The Power of a Non-Stereotypical Asian Character in Gaming
The early ’90s were a nostalgic and unique time in gaming. As a bookish 11-year-old in braces and a hot pink jogging set who didn’t fit in on the playground, my only comforts were my best friend Denise, our after-school episodes of Star Trek: The Next Generation over Pringles, and the family desktop, in all of its beige glory. While most of my classmates in elementary school argued over whether the Super Nintendo or the Sega Genesis was the superior console, I turned my attention to PC gaming, then just an afterthought.
Most kids in my grade only used their family computers to boot up Mavis Beacon Teaches Typing or Encarta to finish their book reports. Because my mom’s longtime boyfriend was a computer repair person who often brought his work home, I grew up around piles of IDE cables and optical disc drives, excited about weekend trips to Fry’s Electronics to check out of the large, glossy cardboard boxes housing the latest entertaining floppies and CDs.
It was here that I eventually became enchanted with a real gem: Gabriel Knight: Sins of the Fathers. And it was the first time that I encountered Grace Nakimura, the first inspiring and realistic Asian character I discovered in gaming. Over the years I used my allowance to snatch up anything with the monolithic Sierra logo until I finally discovered, in that awkward preteen phase, that Sierra created games with mature, complex, adult themes.
At the start of the Gabriel Knight trilogy, the protagonist is a young, roguish ladies’ man who owns St. George’s Rare Book Shop in the French Quarter of New Orleans, writing horror novels by night. Intrigued by a rash of strange murders rocking the city (wherein the killer leaves only a few ritualistic clues), the “Voodoo Murders” end up on the front page of the local paper every morning. In between reading his daily Aquarius horoscope and drinking his coffee for breakfast, Gabriel decides to investigate and find the killer for himself, while getting a sense of inspiration for his latest book. It’s here the player meets Grace.

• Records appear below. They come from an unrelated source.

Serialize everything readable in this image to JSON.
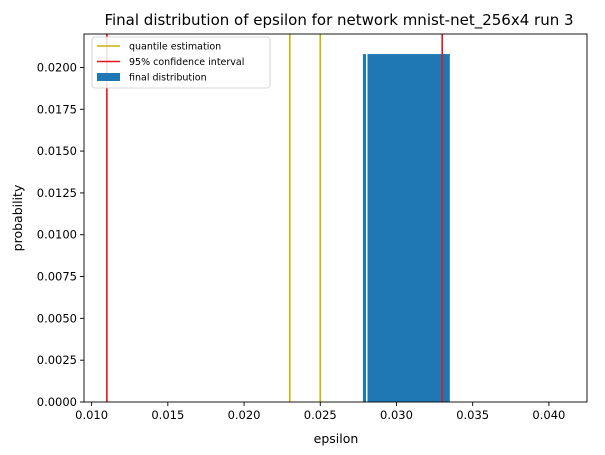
{
  "chart_data": {
    "type": "bar",
    "title": "Final distribution of epsilon for network mnist-net_256x4 run 3",
    "xlabel": "epsilon",
    "ylabel": "probability",
    "xlim": [
      0.0095,
      0.0425
    ],
    "ylim": [
      0.0,
      0.022
    ],
    "grid": false,
    "legend_position": "top-left",
    "xticks": [
      "0.010",
      "0.015",
      "0.020",
      "0.025",
      "0.030",
      "0.035",
      "0.040"
    ],
    "xtick_values": [
      0.01,
      0.015,
      0.02,
      0.025,
      0.03,
      0.035,
      0.04
    ],
    "yticks": [
      "0.0000",
      "0.0025",
      "0.0050",
      "0.0075",
      "0.0100",
      "0.0125",
      "0.0150",
      "0.0175",
      "0.0200"
    ],
    "ytick_values": [
      0.0,
      0.0025,
      0.005,
      0.0075,
      0.01,
      0.0125,
      0.015,
      0.0175,
      0.02
    ],
    "bars": [
      {
        "x_start": 0.0278,
        "x_end": 0.028,
        "value": 0.0208
      },
      {
        "x_start": 0.0281,
        "x_end": 0.0335,
        "value": 0.0208
      }
    ],
    "vlines": [
      {
        "series": "quantile estimation",
        "x": 0.023,
        "color": "#c8b400"
      },
      {
        "series": "quantile estimation",
        "x": 0.025,
        "color": "#c8b400"
      },
      {
        "series": "95% confidence interval",
        "x": 0.011,
        "color": "#e8141e"
      },
      {
        "series": "95% confidence interval",
        "x": 0.033,
        "color": "#e8141e"
      }
    ],
    "legend": [
      {
        "label": "quantile estimation",
        "kind": "line",
        "color": "#c8b400"
      },
      {
        "label": "95% confidence interval",
        "kind": "line",
        "color": "#e8141e"
      },
      {
        "label": "final distribution",
        "kind": "patch",
        "color": "#1f77b4"
      }
    ]
  }
}
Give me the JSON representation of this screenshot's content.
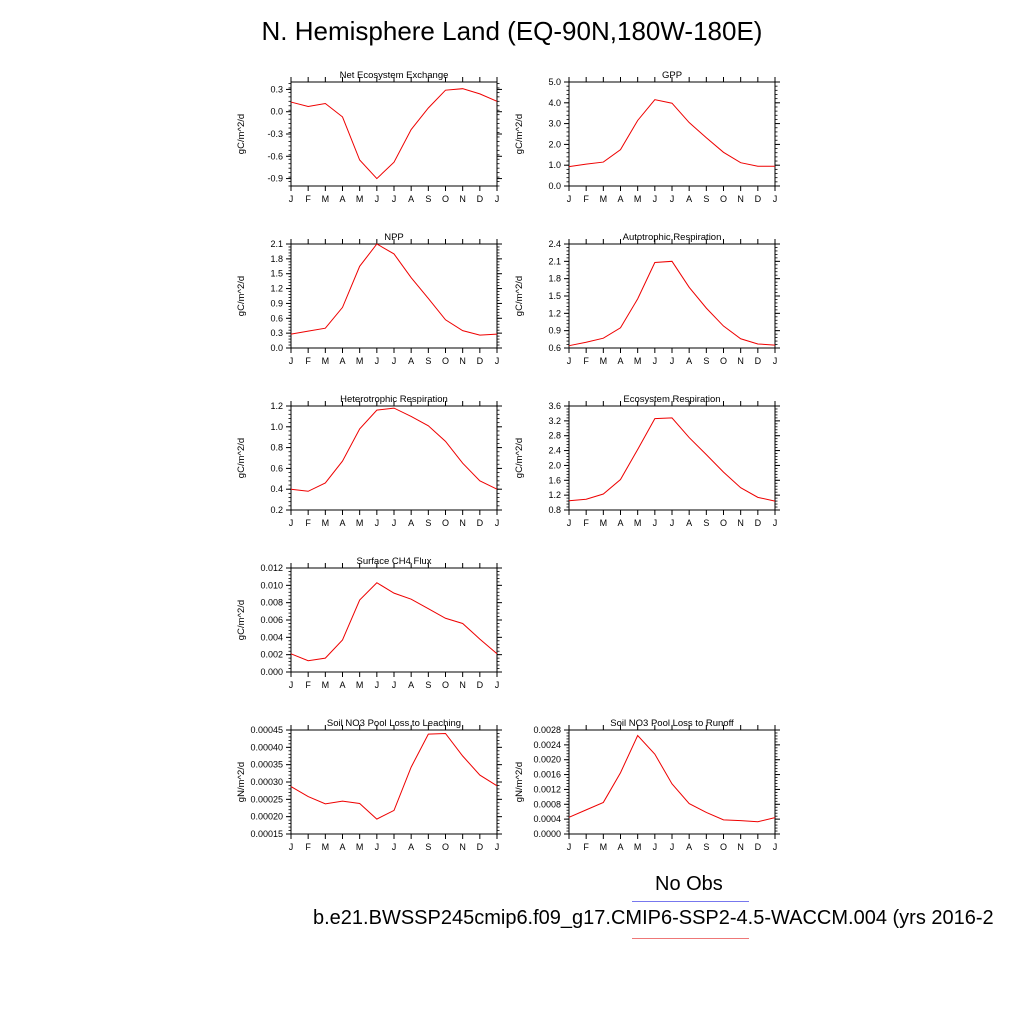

When we first meet Grace, she isn’t wearing a flowing silk gown with cherry blossoms or doling out Confucian wisdom passed on by the ancestors. She’s not an accountant, scientist, or noted for her proficiency in math. She’s an everyday person working as a cashier. I found it refreshing that she didn’t have an exotic backstory from “the Far East” and that there was no attempt made to emphasize her as a foreigner.
In a nice pair of glasses and a coral blouse that could’ve come fresh from the Gap, she looked almost exactly like my aunt, who worked at the front desk for a local shipping company. I was even further relieved to find that she didn’t have an exaggerated accent—on the contrary, Leah Remini, the voice actress who played her, did an excellent job of making her sound slightly bored and disaffected, delivering zinging retorts to Tim Curry’s version of Gabriel Knight, her womanizing, flirty boss.
Each day, Gabriel leans over the bookstore counter and asks Grace if she can do some research in a husky, seductive drawl to help him get one step closer to cracking the case. After spending most of the day fielding calls from Gabriel’s ex-lovers, she remains immune to his “charms.” In between requests, we learn more about who Grace is.
We discover that she lived in Japan until she was 3, before her parents emigrated to the United States. Eschewing the typical “model minority” stereotype, she confesses that her parents are angry with her for not completing her PhD—after getting her master’s degree in history and classics, she decided to take a break from finishing school. Her fondness for adventure (and old books) led her to take the job at St. George’s, where she does investigative research to help Gabriel as he tracks down the culprits. Though she’s inevitably abducted and saved by Gabriel, she changes dramatically in the other two games of the series.
Gabriel Knight 2: The Beast Within had an exciting art direction for the time: full-motion video, or FMV. Classic gamers fondly recall FMV as an optimistic hybrid between gaming and film that was semi-common for a brief period in the ’90s as the industry attempted to suss out the Venn diagram of gamers and film enthusiasts. FMV adventure games employed the latest technology to use prerecorded footage of real actors and movie sets instead of 2D, hand-drawn pixelated environments.